O Patriarca de Lisboa considera que o principal desafio da catequese nos dias de hoje é concentrar e evidenciar a Pessoa de Jesus Cristo. Num Encontro Vicarial de Catequese, na Bobadela, D. Manuel Clemente falou da postura que a Igreja deve ter perante crianças de famílias monoparentais, abordou o novo modelo de estruturação da catequese e sublinhou a importância que a catequese teve na sua caminhada vocacional.
“O principal desafio da catequese no século XXI é evidenciar a Pessoa de Jesus Cristo”. A opinião é do Patriarca de Lisboa e foi expressa durante o Encontro Vicarial de Catequese, que decorreu na Bobadela, no passado dia 1 de novembro, no âmbito da Visita Pastoral à Vigararia de Sacavém. Perante cerca de centena e meia de catequistas desta vigararia, D. Manuel Clemente sublinhou a importância de falar de Cristo em todas as atividades da Igreja, em especial na catequese. “Nós somos cristãos, nós estamos aqui, neste serão, por causa de uma Pessoa. Alguém que viveu há dois mil anos e que inaugurou neste mundo uma outra maneira de viver. Essa outra maneira de viver continua a provocar em nós aquilo que provocava nos primeiros seguidores. Lembram-se o que é que os fariseus diziam: ‘Anda para aí esse sedutor!’. E Ele continua a seduzir-nos, a cativar-nos! Por isso, o grande desafio, hoje, é que, no meio de tudo quanto nós temos – igrejas, construções, instituições, processos, livros, tecnologias –, nada disto sufoque o essencial. E o essencial é que nós, em tudo quanto fazemos como Igreja, a começar pela catequese, falemos de Cristo, falemos com Cristo e partilhemos aquilo que vamos aprendendo com Ele, com esta presença viva que está no meio de nós e cujo eco é a catequese. Isto é fundamental! Que se evidencie na catequese a Pessoa de Cristo!”, adiantou.
Nesta sua partilha com os catequistas, o Patriarca de Lisboa reforçou a importância de Cristo vivo e do testemunho que os catequistas dão. “Este é o grande desafio da catequese: que no meio de tantas oportunidades, possibilidades, que por vezes são mais distrações do que propriamente conclusões e definições da vida, ressalte, de tudo isto, a Pessoa de Cristo! A catequese, e toda a ação da Igreja e aquilo que fazemos nas nossas comunidades, também pode ter esta conclusão: de tudo, sobressai a figura de Cristo vivo, a nossa vida com Ele e a presença d’Ele na nossa vida? Isso é que é catequese, porque Jesus passa de nós, uns para os outros!”, assegurou.
Como cativar as crianças?
A motivação das crianças para irem à catequese foi posta em questão, em comparação com a atração dos videojogos.
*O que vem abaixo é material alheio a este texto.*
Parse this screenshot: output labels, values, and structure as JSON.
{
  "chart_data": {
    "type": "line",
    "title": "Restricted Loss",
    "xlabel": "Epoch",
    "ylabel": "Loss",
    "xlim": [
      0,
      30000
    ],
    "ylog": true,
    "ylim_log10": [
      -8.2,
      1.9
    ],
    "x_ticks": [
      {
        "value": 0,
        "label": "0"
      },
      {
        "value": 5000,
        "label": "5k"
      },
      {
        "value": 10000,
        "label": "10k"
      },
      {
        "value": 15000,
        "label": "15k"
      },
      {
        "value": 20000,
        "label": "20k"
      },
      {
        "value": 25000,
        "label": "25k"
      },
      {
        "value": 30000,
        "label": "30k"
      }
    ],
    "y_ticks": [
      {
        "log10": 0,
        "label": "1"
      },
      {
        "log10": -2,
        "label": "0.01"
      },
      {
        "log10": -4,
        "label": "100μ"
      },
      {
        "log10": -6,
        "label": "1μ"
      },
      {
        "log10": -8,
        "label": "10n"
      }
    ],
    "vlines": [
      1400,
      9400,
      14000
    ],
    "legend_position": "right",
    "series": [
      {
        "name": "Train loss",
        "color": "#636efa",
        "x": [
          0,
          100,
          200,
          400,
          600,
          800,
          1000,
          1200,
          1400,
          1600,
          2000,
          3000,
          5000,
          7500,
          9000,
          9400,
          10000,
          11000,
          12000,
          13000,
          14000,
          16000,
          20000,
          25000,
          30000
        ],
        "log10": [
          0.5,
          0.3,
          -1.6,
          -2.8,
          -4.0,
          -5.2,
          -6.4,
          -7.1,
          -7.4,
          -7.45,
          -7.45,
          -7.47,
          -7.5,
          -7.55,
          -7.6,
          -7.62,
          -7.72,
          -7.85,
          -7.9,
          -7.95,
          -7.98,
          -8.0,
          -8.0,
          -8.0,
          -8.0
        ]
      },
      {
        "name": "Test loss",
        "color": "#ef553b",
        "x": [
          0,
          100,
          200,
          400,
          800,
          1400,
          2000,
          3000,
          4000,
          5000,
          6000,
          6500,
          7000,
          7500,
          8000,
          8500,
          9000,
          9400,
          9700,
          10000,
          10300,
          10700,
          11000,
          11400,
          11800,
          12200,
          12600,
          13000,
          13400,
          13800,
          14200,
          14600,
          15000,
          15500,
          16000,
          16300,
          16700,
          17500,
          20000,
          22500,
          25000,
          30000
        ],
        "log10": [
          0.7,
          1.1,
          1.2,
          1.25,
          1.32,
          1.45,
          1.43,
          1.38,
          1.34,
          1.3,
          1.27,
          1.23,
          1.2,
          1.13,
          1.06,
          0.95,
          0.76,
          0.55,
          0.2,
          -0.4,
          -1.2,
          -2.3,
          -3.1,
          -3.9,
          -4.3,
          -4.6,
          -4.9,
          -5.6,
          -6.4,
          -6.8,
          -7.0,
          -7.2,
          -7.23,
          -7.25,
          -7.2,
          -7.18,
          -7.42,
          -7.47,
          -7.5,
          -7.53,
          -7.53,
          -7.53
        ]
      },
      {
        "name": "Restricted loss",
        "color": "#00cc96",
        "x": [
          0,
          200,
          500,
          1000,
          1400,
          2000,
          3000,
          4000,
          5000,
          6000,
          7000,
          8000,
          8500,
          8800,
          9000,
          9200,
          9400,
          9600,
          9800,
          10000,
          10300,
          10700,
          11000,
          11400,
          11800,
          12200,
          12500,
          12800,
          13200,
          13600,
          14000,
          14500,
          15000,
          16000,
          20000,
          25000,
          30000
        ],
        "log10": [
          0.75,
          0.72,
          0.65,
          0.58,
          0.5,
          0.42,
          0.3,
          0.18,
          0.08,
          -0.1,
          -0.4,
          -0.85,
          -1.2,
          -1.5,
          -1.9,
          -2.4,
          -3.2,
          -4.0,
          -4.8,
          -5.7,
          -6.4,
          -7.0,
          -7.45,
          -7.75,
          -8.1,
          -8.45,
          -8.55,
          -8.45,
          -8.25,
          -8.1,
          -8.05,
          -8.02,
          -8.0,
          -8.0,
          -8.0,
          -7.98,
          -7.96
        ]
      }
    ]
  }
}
Sublinhando desde logo que “as novas tecnologias, e concretamente tudo o que seja videojogos, podem ajudar mas podem também ser um problema, se isso introduzir a criança ou o adolescente num espaço puramente virtual e não lhe der o realismo do contacto humano”, D. Manuel Clemente frisou que “hoje em dia as famílias estão muito ocupadas, não têm muito tempo para estar com os miúdos, e arranjam esta maneira de eles estarem quietos”. “Mas essa é uma maneira que artificializa muito a vida”, alerta. “A relação virtual é uma relação virtual, que está ao alcance de um botão e que tanto aparece como desaparece. Ao passo que as pessoas são as pessoas e essas estão lá sempre! É preciso que nós aprendamos a relacionar-nos como pessoas, quer no espaço familiar, como no espaço escolar, como no espaço social, como no espaço de Igreja”. Desta forma, para o Patriarca de Lisboa, a motivação de uma criança para ir à catequese tem de ser proporcionada pela atração. “Precisamos de proporcionar o gosto da experiência, da inclusão e da participação. É um enorme desafio até em termos de futuro, não só de Igreja mas de sociedade, porque se nós ficamos muito dependentes deste hipnotismo tecnológico, depois também ficamos muito dependentes de gente que sabe que através das tecnologias pode levar uma multidão inteira num sentido ou noutro. Neste aspeto, a catequese pode dar uma ajuda muito grande, se nós criarmos grupos e ambientes que realmente cativem as crianças e os jovens, onde eles contam, onde eles possam falar e onde aprendam a falar, porque por vezes, nesse ambiente saturado de tecnologia, já nem a falar aprendem”, frisou.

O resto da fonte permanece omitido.